E difatti «in caso di alienazione delle terre di proprietà privata, i diritti di uso civico seguono il bene e i componenti della collettività continuano a poter esercitare tutte le facoltà che gli usi civici conferiscono loro. Al contempo, il diritto di proprietà circola preservando sulla terra il vincolo paesaggistico, che impedisce al proprietario di apportare modificazioni pregiudizievoli per gli usi civici». Di conseguenza, «chiunque acquisti il fondo non può compiere alcun atto che possa compromettere il pieno godimento promiscuo», nonché il valore paesistico-ambientale correlato alla conservazione degli usi civici.

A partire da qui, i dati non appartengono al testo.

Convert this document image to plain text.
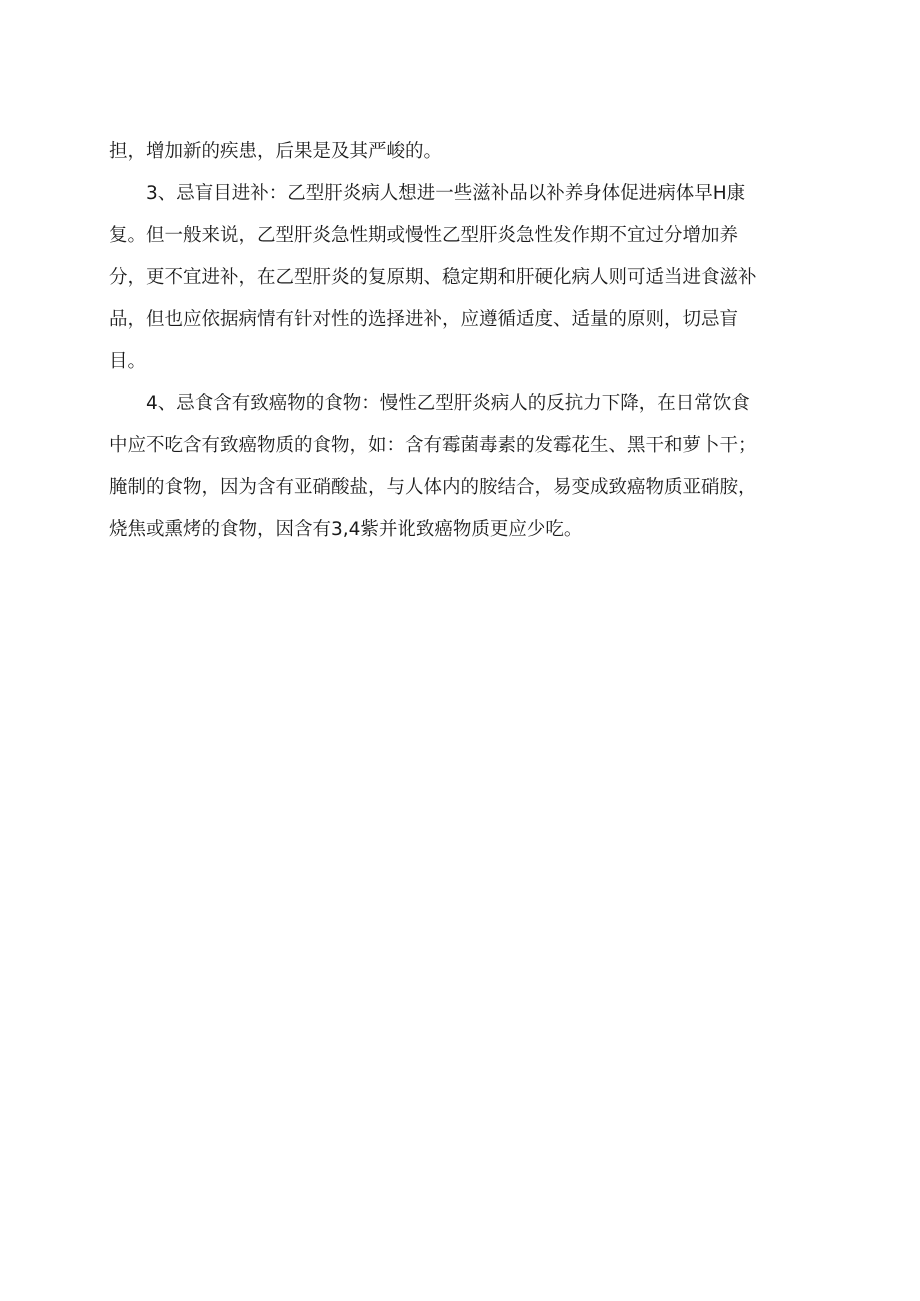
担，增加新的疾患，后果是及其严峻的。
3、忌盲目进补：乙型肝炎病人想进一些滋补品以补养身体促进病体早H康
复。但一般来说，乙型肝炎急性期或慢性乙型肝炎急性发作期不宜过分增加养
分，更不宜进补，在乙型肝炎的复原期、稳定期和肝硬化病人则可适当进食滋补
品，但也应依据病情有针对性的选择进补，应遵循适度、适量的原则，切忌盲
目。
4、忌食含有致癌物的食物：慢性乙型肝炎病人的反抗力下降，在日常饮食
中应不吃含有致癌物质的食物，如：含有霉菌毒素的发霉花生、黑干和萝卜干；
腌制的食物，因为含有亚硝酸盐，与人体内的胺结合，易变成致癌物质亚硝胺，
烧焦或熏烤的食物，因含有3,4紫并讹致癌物质更应少吃。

La sentenza ha dunque affermato che «il regime di inalienabilità delle terre di proprietà privata su cui insistono usi civici, che non era previsto dalla legislazione antecedente a quella del 2017, “si dimostra totalmente estraneo alla tutela di interessi generali” “sotto qualunque prospettiva lo si consideri”: l’inalienabilità non ha alcuna ragionevole connessione con lo scopo di assicurare la funzione sociale della proprietà privata. Conclusivamente, la norma censurata determina una “irragionevole conformazione e, di riflesso, una illegittima compressione della proprietà privata”».